The Plonskers are consumed with aspiration; the Welsh’s like to go wild. The Plonskers want to impress with their material possessions (and Sheila sees through it); the Welsh’s want to seduce with their antics (Patty gets drunk on champagne on her first day). The show isn't over, but I'm already impressed: First, that these families would go on a reality TV show, and second, that Fox paired them.

Friday art link

The Walker Art Center has blogs!

Thursday, April 06, 2006

Enron's synergistic corruption

"When Jeff Skilling got Lasik on his eyes, everyone at Enron got Lasik."

I mixed up the dates for the Matthew Barney show at Barbara Gladstone, so instead I watched Enron: The Smartest Guys in the Room. The 2005 documentary tells an absorbing tale of "synergistic corruption," full of damning footage and memorable quotes. Most interesting is the characterization of Ken Lay and Jeff Skilling as former nerds who made it big. But they don't compare with Lou Pai, former head of Enron Energy Services, who left Enron with more money than anyone because he sold all his stock after he divorced his wife to marry his stripper girlfriend who was having his child. (See, I don't remember this particular detail being on the news.) This passage is helpfully supplemented with generous footage of strippers in nightclubs.

That's probably the best part about the documentary, apart from the music; when the footage runs low, there's lots of skydivers and daredevils falling through the air.

Wednesday, April 05, 2006

Movies I am watching


NetFlix has changed my movie-going habits; namely, I don't "go" to any movies.
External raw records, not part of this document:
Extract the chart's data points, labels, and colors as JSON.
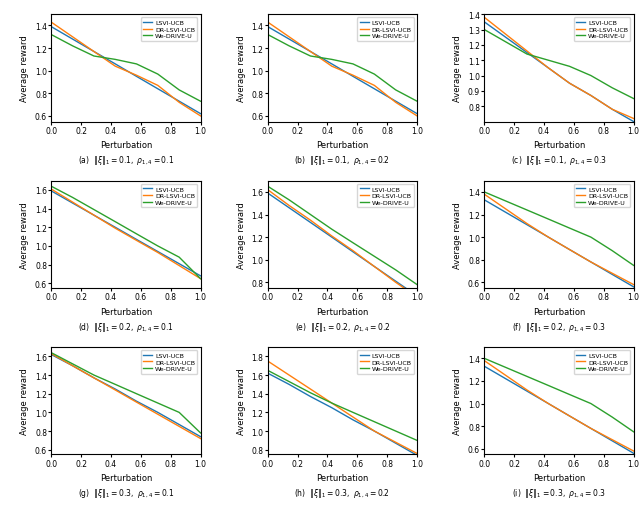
{
  "subplots": [
    {
      "xi": 0.1,
      "rho": 0.1,
      "label": "(a)",
      "ylim": [
        0.55,
        1.5
      ],
      "yticks": [
        0.6,
        0.8,
        1.0,
        1.2,
        1.4
      ],
      "lsvi": [
        1.39,
        1.28,
        1.17,
        1.06,
        0.95,
        0.84,
        0.73,
        0.62
      ],
      "dr_lsvi": [
        1.43,
        1.3,
        1.17,
        1.04,
        0.96,
        0.87,
        0.72,
        0.6
      ],
      "we_drive": [
        1.32,
        1.22,
        1.13,
        1.1,
        1.06,
        0.97,
        0.83,
        0.73
      ]
    },
    {
      "xi": 0.1,
      "rho": 0.2,
      "label": "(b)",
      "ylim": [
        0.55,
        1.5
      ],
      "yticks": [
        0.6,
        0.8,
        1.0,
        1.2,
        1.4
      ],
      "lsvi": [
        1.39,
        1.28,
        1.17,
        1.06,
        0.95,
        0.84,
        0.73,
        0.62
      ],
      "dr_lsvi": [
        1.43,
        1.3,
        1.17,
        1.04,
        0.96,
        0.87,
        0.72,
        0.6
      ],
      "we_drive": [
        1.32,
        1.22,
        1.13,
        1.1,
        1.06,
        0.97,
        0.83,
        0.73
      ]
    },
    {
      "xi": 0.1,
      "rho": 0.3,
      "label": "(c)",
      "ylim": [
        0.7,
        1.4
      ],
      "yticks": [
        0.8,
        0.9,
        1.0,
        1.1,
        1.2,
        1.3,
        1.4
      ],
      "lsvi": [
        1.35,
        1.25,
        1.15,
        1.05,
        0.95,
        0.87,
        0.78,
        0.7
      ],
      "dr_lsvi": [
        1.38,
        1.27,
        1.16,
        1.05,
        0.95,
        0.87,
        0.78,
        0.72
      ],
      "we_drive": [
        1.3,
        1.22,
        1.14,
        1.1,
        1.06,
        1.0,
        0.92,
        0.85
      ]
    },
    {
      "xi": 0.2,
      "rho": 0.1,
      "label": "(d)",
      "ylim": [
        0.55,
        1.7
      ],
      "yticks": [
        0.6,
        0.8,
        1.0,
        1.2,
        1.4,
        1.6
      ],
      "lsvi": [
        1.59,
        1.46,
        1.33,
        1.2,
        1.07,
        0.94,
        0.81,
        0.68
      ],
      "dr_lsvi": [
        1.61,
        1.47,
        1.33,
        1.19,
        1.06,
        0.93,
        0.79,
        0.65
      ],
      "we_drive": [
        1.64,
        1.52,
        1.39,
        1.26,
        1.13,
        1.0,
        0.88,
        0.65
      ]
    },
    {
      "xi": 0.2,
      "rho": 0.2,
      "label": "(e)",
      "ylim": [
        0.75,
        1.7
      ],
      "yticks": [
        0.8,
        1.0,
        1.2,
        1.4,
        1.6
      ],
      "lsvi": [
        1.59,
        1.46,
        1.33,
        1.2,
        1.07,
        0.94,
        0.81,
        0.68
      ],
      "dr_lsvi": [
        1.62,
        1.48,
        1.35,
        1.21,
        1.08,
        0.94,
        0.8,
        0.67
      ],
      "we_drive": [
        1.65,
        1.53,
        1.4,
        1.27,
        1.15,
        1.03,
        0.91,
        0.78
      ]
    },
    {
      "xi": 0.2,
      "rho": 0.3,
      "label": "(f)",
      "ylim": [
        0.55,
        1.5
      ],
      "yticks": [
        0.6,
        0.8,
        1.0,
        1.2,
        1.4
      ],
      "lsvi": [
        1.33,
        1.22,
        1.11,
        1.0,
        0.89,
        0.78,
        0.67,
        0.56
      ],
      "dr_lsvi": [
        1.38,
        1.25,
        1.12,
        1.0,
        0.89,
        0.78,
        0.68,
        0.58
      ],
      "we_drive": [
        1.4,
        1.32,
        1.24,
        1.16,
        1.08,
        1.0,
        0.88,
        0.75
      ]
    },
    {
      "xi": 0.3,
      "rho": 0.1,
      "label": "(g)",
      "ylim": [
        0.55,
        1.7
      ],
      "yticks": [
        0.6,
        0.8,
        1.0,
        1.2,
        1.4,
        1.6
      ],
      "lsvi": [
        1.62,
        1.5,
        1.37,
        1.25,
        1.12,
        1.0,
        0.87,
        0.74
      ],
      "dr_lsvi": [
        1.63,
        1.5,
        1.37,
        1.24,
        1.11,
        0.98,
        0.85,
        0.72
      ],
      "we_drive": [
        1.64,
        1.52,
        1.4,
        1.3,
        1.2,
        1.1,
        1.0,
        0.78
      ]
    },
    {
      "xi": 0.3,
      "rho": 0.2,
      "label": "(h)",
      "ylim": [
        0.75,
        1.9
      ],
      "yticks": [
        0.8,
        1.0,
        1.2,
        1.4,
        1.6,
        1.8
      ],
      "lsvi": [
        1.62,
        1.5,
        1.37,
        1.25,
        1.12,
        1.0,
        0.87,
        0.74
      ],
      "dr_lsvi": [
        1.75,
        1.6,
        1.45,
        1.3,
        1.15,
        1.0,
        0.88,
        0.76
      ],
      "we_drive": [
        1.65,
        1.53,
        1.41,
        1.3,
        1.2,
        1.1,
        1.0,
        0.9
      ]
    },
    {
      "xi": 0.3,
      "rho": 0.3,
      "label": "(i)",
      "ylim": [
        0.55,
        1.5
      ],
      "yticks": [
        0.6,
        0.8,
        1.0,
        1.2,
        1.4
      ],
      "lsvi": [
        1.33,
        1.22,
        1.11,
        1.0,
        0.89,
        0.78,
        0.67,
        0.56
      ],
      "dr_lsvi": [
        1.38,
        1.25,
        1.12,
        1.0,
        0.89,
        0.78,
        0.68,
        0.58
      ],
      "we_drive": [
        1.4,
        1.32,
        1.24,
        1.16,
        1.08,
        1.0,
        0.88,
        0.75
      ]
    }
  ],
  "x": [
    0.0,
    0.143,
    0.286,
    0.429,
    0.571,
    0.714,
    0.857,
    1.0
  ],
  "colors": {
    "lsvi": "#1f77b4",
    "dr_lsvi": "#ff7f0e",
    "we_drive": "#2ca02c"
  },
  "legend_labels": [
    "LSVI-UCB",
    "DR-LSVI-UCB",
    "We-DRIVE-U"
  ],
  "xlabel": "Perturbation",
  "ylabel": "Average reward"
}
Instead I sit at home and they come to me, and I can indulge any whim I may have. So far I have managed to watch every episode of Absolutely Fabulous ever made, every Hayao Miyazaki movie available here, some depressing Danish movies, and a whole lot of garbage.
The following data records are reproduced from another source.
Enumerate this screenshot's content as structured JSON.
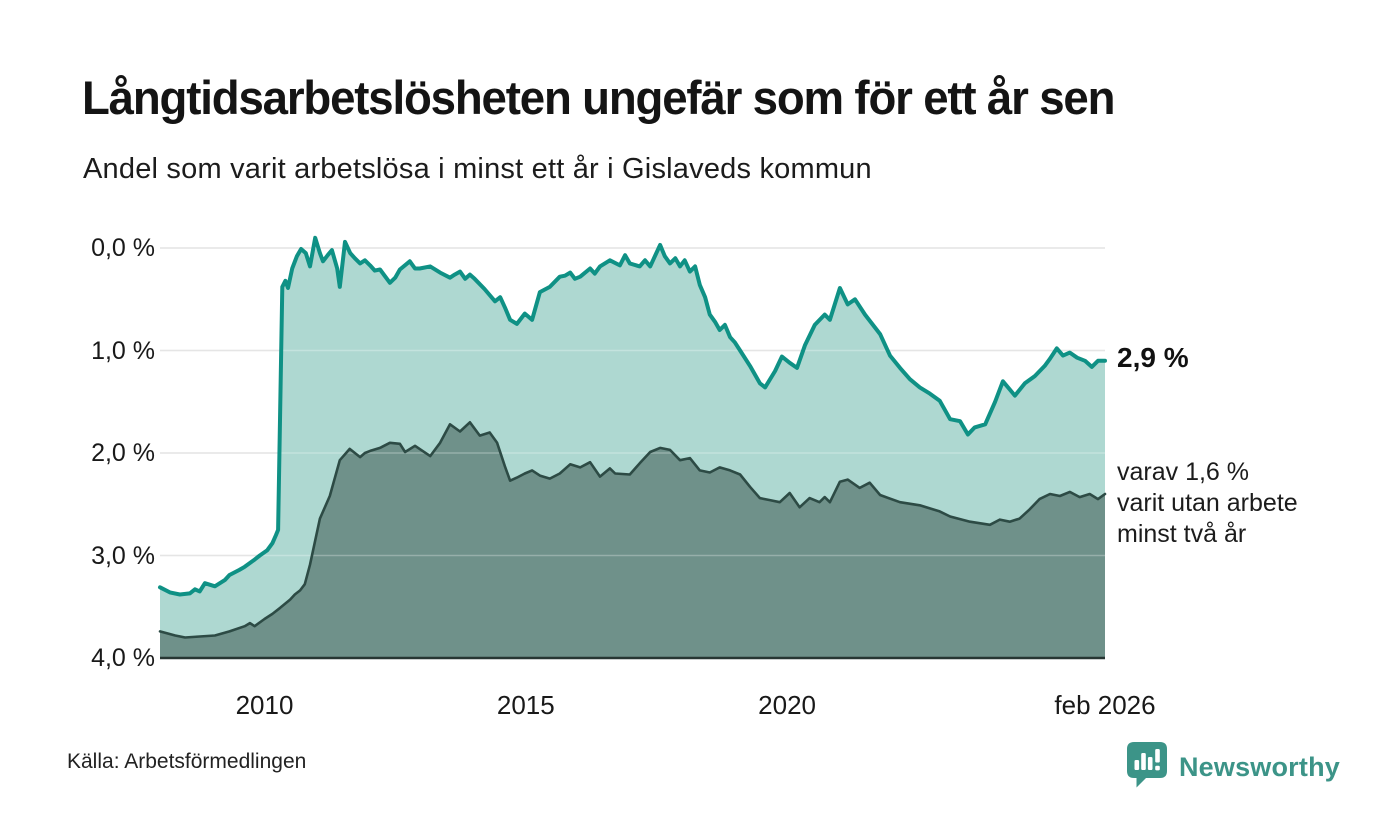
{
  "chart_data": {
    "type": "area",
    "title": "Långtidsarbetslösheten ungefär som för ett år sen",
    "subtitle": "Andel som varit arbetslösa i minst ett år i Gislaveds kommun",
    "x_axis": {
      "range": [
        2008.0,
        2026.0833
      ],
      "gridlines": false,
      "ticks": [
        {
          "year": 2010,
          "label": "2010"
        },
        {
          "year": 2015,
          "label": "2015"
        },
        {
          "year": 2020,
          "label": "2020"
        },
        {
          "year": 2026.0833,
          "label": "feb 2026"
        }
      ]
    },
    "y_axis": {
      "unit": "%",
      "range": [
        0,
        4.1
      ],
      "gridlines": true,
      "ticks": [
        {
          "value": 0,
          "label": "0,0 %"
        },
        {
          "value": 1,
          "label": "1,0 %"
        },
        {
          "value": 2,
          "label": "2,0 %"
        },
        {
          "value": 3,
          "label": "3,0 %"
        },
        {
          "value": 4,
          "label": "4,0 %"
        }
      ]
    },
    "palette": {
      "line_min1yr": "#0f9185",
      "fill_min1yr": "#aed8d1",
      "line_min2yr": "#2d4b45",
      "fill_min2yr": "#6f918a",
      "gridline": "#dcdcdc",
      "gridline_overlay": "rgba(255,255,255,0.28)",
      "baseline": "#273633",
      "brand_teal": "#3c9488"
    },
    "series": [
      {
        "name": "Andel som varit arbetslösa minst ett år",
        "points": [
          [
            2008.0,
            0.69
          ],
          [
            2008.19,
            0.64
          ],
          [
            2008.38,
            0.62
          ],
          [
            2008.57,
            0.63
          ],
          [
            2008.67,
            0.67
          ],
          [
            2008.76,
            0.65
          ],
          [
            2008.86,
            0.73
          ],
          [
            2009.05,
            0.7
          ],
          [
            2009.24,
            0.76
          ],
          [
            2009.33,
            0.81
          ],
          [
            2009.52,
            0.86
          ],
          [
            2009.62,
            0.89
          ],
          [
            2009.81,
            0.96
          ],
          [
            2009.91,
            1.0
          ],
          [
            2010.05,
            1.05
          ],
          [
            2010.15,
            1.12
          ],
          [
            2010.22,
            1.2
          ],
          [
            2010.26,
            1.25
          ],
          [
            2010.34,
            3.62
          ],
          [
            2010.4,
            3.68
          ],
          [
            2010.45,
            3.61
          ],
          [
            2010.53,
            3.8
          ],
          [
            2010.62,
            3.92
          ],
          [
            2010.7,
            3.99
          ],
          [
            2010.79,
            3.95
          ],
          [
            2010.87,
            3.82
          ],
          [
            2010.97,
            4.1
          ],
          [
            2011.06,
            3.95
          ],
          [
            2011.12,
            3.87
          ],
          [
            2011.21,
            3.93
          ],
          [
            2011.29,
            3.98
          ],
          [
            2011.39,
            3.8
          ],
          [
            2011.44,
            3.62
          ],
          [
            2011.54,
            4.06
          ],
          [
            2011.64,
            3.95
          ],
          [
            2011.73,
            3.9
          ],
          [
            2011.83,
            3.85
          ],
          [
            2011.92,
            3.88
          ],
          [
            2012.02,
            3.83
          ],
          [
            2012.11,
            3.78
          ],
          [
            2012.21,
            3.79
          ],
          [
            2012.4,
            3.66
          ],
          [
            2012.5,
            3.71
          ],
          [
            2012.59,
            3.79
          ],
          [
            2012.78,
            3.87
          ],
          [
            2012.88,
            3.8
          ],
          [
            2012.97,
            3.8
          ],
          [
            2013.17,
            3.82
          ],
          [
            2013.36,
            3.76
          ],
          [
            2013.55,
            3.71
          ],
          [
            2013.64,
            3.74
          ],
          [
            2013.74,
            3.77
          ],
          [
            2013.84,
            3.7
          ],
          [
            2013.93,
            3.74
          ],
          [
            2014.02,
            3.7
          ],
          [
            2014.21,
            3.6
          ],
          [
            2014.41,
            3.48
          ],
          [
            2014.51,
            3.52
          ],
          [
            2014.6,
            3.42
          ],
          [
            2014.7,
            3.3
          ],
          [
            2014.83,
            3.26
          ],
          [
            2014.98,
            3.36
          ],
          [
            2015.12,
            3.3
          ],
          [
            2015.27,
            3.57
          ],
          [
            2015.46,
            3.62
          ],
          [
            2015.65,
            3.72
          ],
          [
            2015.75,
            3.73
          ],
          [
            2015.85,
            3.76
          ],
          [
            2015.94,
            3.7
          ],
          [
            2016.04,
            3.72
          ],
          [
            2016.23,
            3.8
          ],
          [
            2016.32,
            3.75
          ],
          [
            2016.42,
            3.82
          ],
          [
            2016.61,
            3.88
          ],
          [
            2016.8,
            3.83
          ],
          [
            2016.9,
            3.93
          ],
          [
            2016.99,
            3.85
          ],
          [
            2017.18,
            3.82
          ],
          [
            2017.28,
            3.88
          ],
          [
            2017.38,
            3.82
          ],
          [
            2017.57,
            4.03
          ],
          [
            2017.66,
            3.92
          ],
          [
            2017.76,
            3.85
          ],
          [
            2017.86,
            3.9
          ],
          [
            2017.95,
            3.82
          ],
          [
            2018.04,
            3.88
          ],
          [
            2018.14,
            3.77
          ],
          [
            2018.24,
            3.82
          ],
          [
            2018.33,
            3.64
          ],
          [
            2018.43,
            3.52
          ],
          [
            2018.52,
            3.35
          ],
          [
            2018.62,
            3.28
          ],
          [
            2018.71,
            3.2
          ],
          [
            2018.81,
            3.25
          ],
          [
            2018.91,
            3.13
          ],
          [
            2019.0,
            3.08
          ],
          [
            2019.1,
            3.0
          ],
          [
            2019.29,
            2.85
          ],
          [
            2019.48,
            2.68
          ],
          [
            2019.58,
            2.64
          ],
          [
            2019.77,
            2.8
          ],
          [
            2019.9,
            2.94
          ],
          [
            2020.05,
            2.88
          ],
          [
            2020.19,
            2.83
          ],
          [
            2020.34,
            3.05
          ],
          [
            2020.53,
            3.25
          ],
          [
            2020.72,
            3.35
          ],
          [
            2020.82,
            3.3
          ],
          [
            2021.01,
            3.61
          ],
          [
            2021.16,
            3.45
          ],
          [
            2021.3,
            3.5
          ],
          [
            2021.49,
            3.35
          ],
          [
            2021.78,
            3.16
          ],
          [
            2021.97,
            2.95
          ],
          [
            2022.16,
            2.83
          ],
          [
            2022.35,
            2.72
          ],
          [
            2022.54,
            2.64
          ],
          [
            2022.73,
            2.58
          ],
          [
            2022.92,
            2.51
          ],
          [
            2023.12,
            2.33
          ],
          [
            2023.31,
            2.31
          ],
          [
            2023.46,
            2.18
          ],
          [
            2023.59,
            2.25
          ],
          [
            2023.79,
            2.28
          ],
          [
            2023.98,
            2.5
          ],
          [
            2024.13,
            2.7
          ],
          [
            2024.26,
            2.62
          ],
          [
            2024.36,
            2.56
          ],
          [
            2024.55,
            2.68
          ],
          [
            2024.74,
            2.75
          ],
          [
            2024.93,
            2.85
          ],
          [
            2025.03,
            2.92
          ],
          [
            2025.16,
            3.02
          ],
          [
            2025.28,
            2.95
          ],
          [
            2025.41,
            2.98
          ],
          [
            2025.55,
            2.93
          ],
          [
            2025.7,
            2.9
          ],
          [
            2025.83,
            2.84
          ],
          [
            2025.95,
            2.9
          ],
          [
            2026.083,
            2.9
          ]
        ]
      },
      {
        "name": "Andel som varit utan arbete minst två år",
        "points": [
          [
            2008.0,
            0.26
          ],
          [
            2008.29,
            0.22
          ],
          [
            2008.48,
            0.2
          ],
          [
            2008.76,
            0.21
          ],
          [
            2009.05,
            0.22
          ],
          [
            2009.33,
            0.26
          ],
          [
            2009.62,
            0.31
          ],
          [
            2009.72,
            0.34
          ],
          [
            2009.81,
            0.31
          ],
          [
            2010.0,
            0.38
          ],
          [
            2010.15,
            0.43
          ],
          [
            2010.3,
            0.49
          ],
          [
            2010.49,
            0.57
          ],
          [
            2010.58,
            0.62
          ],
          [
            2010.68,
            0.66
          ],
          [
            2010.77,
            0.72
          ],
          [
            2010.87,
            0.91
          ],
          [
            2011.06,
            1.36
          ],
          [
            2011.25,
            1.58
          ],
          [
            2011.44,
            1.93
          ],
          [
            2011.63,
            2.04
          ],
          [
            2011.83,
            1.96
          ],
          [
            2011.92,
            2.0
          ],
          [
            2012.02,
            2.02
          ],
          [
            2012.21,
            2.05
          ],
          [
            2012.4,
            2.1
          ],
          [
            2012.59,
            2.09
          ],
          [
            2012.69,
            2.01
          ],
          [
            2012.88,
            2.07
          ],
          [
            2013.17,
            1.97
          ],
          [
            2013.36,
            2.1
          ],
          [
            2013.55,
            2.28
          ],
          [
            2013.74,
            2.21
          ],
          [
            2013.93,
            2.3
          ],
          [
            2014.12,
            2.17
          ],
          [
            2014.31,
            2.2
          ],
          [
            2014.45,
            2.1
          ],
          [
            2014.6,
            1.87
          ],
          [
            2014.7,
            1.73
          ],
          [
            2014.83,
            1.76
          ],
          [
            2014.98,
            1.8
          ],
          [
            2015.12,
            1.83
          ],
          [
            2015.27,
            1.78
          ],
          [
            2015.46,
            1.75
          ],
          [
            2015.65,
            1.8
          ],
          [
            2015.85,
            1.89
          ],
          [
            2016.04,
            1.86
          ],
          [
            2016.23,
            1.91
          ],
          [
            2016.42,
            1.77
          ],
          [
            2016.61,
            1.85
          ],
          [
            2016.71,
            1.8
          ],
          [
            2016.99,
            1.79
          ],
          [
            2017.18,
            1.9
          ],
          [
            2017.38,
            2.01
          ],
          [
            2017.57,
            2.05
          ],
          [
            2017.76,
            2.03
          ],
          [
            2017.95,
            1.93
          ],
          [
            2018.14,
            1.95
          ],
          [
            2018.33,
            1.83
          ],
          [
            2018.52,
            1.81
          ],
          [
            2018.71,
            1.86
          ],
          [
            2018.91,
            1.83
          ],
          [
            2019.1,
            1.79
          ],
          [
            2019.29,
            1.67
          ],
          [
            2019.48,
            1.56
          ],
          [
            2019.67,
            1.54
          ],
          [
            2019.86,
            1.52
          ],
          [
            2020.05,
            1.61
          ],
          [
            2020.24,
            1.47
          ],
          [
            2020.43,
            1.56
          ],
          [
            2020.62,
            1.52
          ],
          [
            2020.72,
            1.57
          ],
          [
            2020.82,
            1.52
          ],
          [
            2021.01,
            1.72
          ],
          [
            2021.16,
            1.74
          ],
          [
            2021.39,
            1.66
          ],
          [
            2021.58,
            1.71
          ],
          [
            2021.78,
            1.59
          ],
          [
            2022.16,
            1.52
          ],
          [
            2022.54,
            1.49
          ],
          [
            2022.92,
            1.43
          ],
          [
            2023.12,
            1.38
          ],
          [
            2023.5,
            1.33
          ],
          [
            2023.88,
            1.3
          ],
          [
            2024.07,
            1.35
          ],
          [
            2024.26,
            1.33
          ],
          [
            2024.45,
            1.36
          ],
          [
            2024.64,
            1.45
          ],
          [
            2024.83,
            1.55
          ],
          [
            2025.03,
            1.6
          ],
          [
            2025.22,
            1.58
          ],
          [
            2025.41,
            1.62
          ],
          [
            2025.6,
            1.57
          ],
          [
            2025.79,
            1.6
          ],
          [
            2025.95,
            1.55
          ],
          [
            2026.083,
            1.6
          ]
        ]
      }
    ],
    "annotations": {
      "latest_value": 2.9,
      "latest_label": "2,9 %",
      "sub_value": 1.6,
      "sub_lines": [
        "varav 1,6 %",
        "varit utan arbete",
        "minst två år"
      ]
    }
  },
  "footer": {
    "source": "Källa: Arbetsförmedlingen",
    "brand": "Newsworthy"
  }
}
Lately, though, I've been watching a lot of foreign relationship movies. This week was Eros (2004) - Wong Kar-Wai, Steven Soderbergh, and Michelangelo Antonioni - and 5X2 (2005) - directed by François Ozon, in which a deteriorating marriage is chronicled in reverse, from divorce to cavorting on an Italian beach.

Saturday, April 01, 2006

Blogs are the new 'zines


I was reading The L Magazine, a nifty little giveaway weekly, on the N train. (Someone is spending a serious amount of time editing it.) Something in the magazine reminded me of 'zines in the 1990s, and how I wanted to start one when I lived in Minneapolis and spent an inordinate amount of time in coffee shops, in between my five part-time jobs, and how now I sort of have one.
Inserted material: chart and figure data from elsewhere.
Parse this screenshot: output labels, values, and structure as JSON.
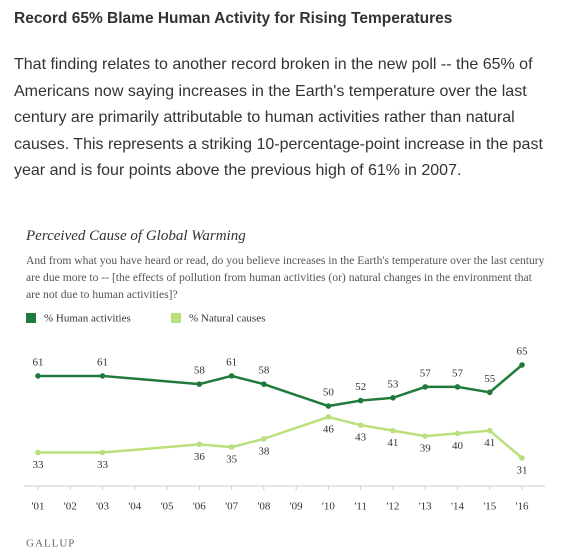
{
  "heading": "Record 65% Blame Human Activity for Rising Temperatures",
  "paragraph": "That finding relates to another record broken in the new poll -- the 65% of Americans now saying increases in the Earth's temperature over the last century are primarily attributable to human activities rather than natural causes. This represents a striking 10-percentage-point increase in the past year and is four points above the previous high of 61% in 2007.",
  "chart_data": {
    "type": "line",
    "title": "Perceived Cause of Global Warming",
    "subtitle": "And from what you have heard or read, do you believe increases in the Earth's temperature over the last century are due more to -- [the effects of pollution from human activities (or) natural changes in the environment that are not due to human activities]?",
    "x": [
      1,
      3,
      6,
      7,
      8,
      10,
      11,
      12,
      13,
      14,
      15,
      16
    ],
    "xticks": [
      {
        "value": 1,
        "label": "'01"
      },
      {
        "value": 2,
        "label": "'02"
      },
      {
        "value": 3,
        "label": "'03"
      },
      {
        "value": 4,
        "label": "'04"
      },
      {
        "value": 5,
        "label": "'05"
      },
      {
        "value": 6,
        "label": "'06"
      },
      {
        "value": 7,
        "label": "'07"
      },
      {
        "value": 8,
        "label": "'08"
      },
      {
        "value": 9,
        "label": "'09"
      },
      {
        "value": 10,
        "label": "'10"
      },
      {
        "value": 11,
        "label": "'11"
      },
      {
        "value": 12,
        "label": "'12"
      },
      {
        "value": 13,
        "label": "'13"
      },
      {
        "value": 14,
        "label": "'14"
      },
      {
        "value": 15,
        "label": "'15"
      },
      {
        "value": 16,
        "label": "'16"
      }
    ],
    "series": [
      {
        "name": "% Human activities",
        "color": "#1f7a3b",
        "values": [
          61,
          61,
          58,
          61,
          58,
          50,
          52,
          53,
          57,
          57,
          55,
          65
        ]
      },
      {
        "name": "% Natural causes",
        "color": "#b9e07c",
        "values": [
          33,
          33,
          36,
          35,
          38,
          46,
          43,
          41,
          39,
          40,
          41,
          31
        ]
      }
    ],
    "source": "GALLUP"
  }
}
I didn't go to any art shows today because I went to hear a band instead. They are known as Felix Unger for reasons unknown to me, and they played their second show ever today at Cake Shop (152 Ludlow Street). Because I don't wander around the Lower East Side as much as I'd like, I decided to check out all the food places that I've read about on one of my favorite blogs, The Girl Who Ate Everything. I went to BabyCakes, Tiny’s Giant Sandwich Shop, and Sugar Sweet Sunshine (I had the Ooey Gooey - chocolate cake with chocolate almond buttercream). What a cute area - I am sure it will morph into a mall (yes kids, here I go again). I have to admit that this excursion was more fun than some of the art shows I've been going to, but maybe my luck will change.

(And a sidenote: What is the story with 190 Bowery? A gorgeous 1900 building on the corner of Spring Street that looks completely derelict. How could this be? Why has Vornado not turned it into a mall?)

In the meantime, I might try to emulate the spirit of 'zines, though I could use the help of Minnesota's own Dunn Brothers!

(Another sidenote: I just read the History page on the Dunn Brothers Web site. Apparently the founder chose the Twin Cities area because it has "a large coffee drinking population and a prolonged hot coffee drinking season." Hmmm. Minnesota = cold, coffee = hot. See, this is the kind of reductive business model that even I can understand.)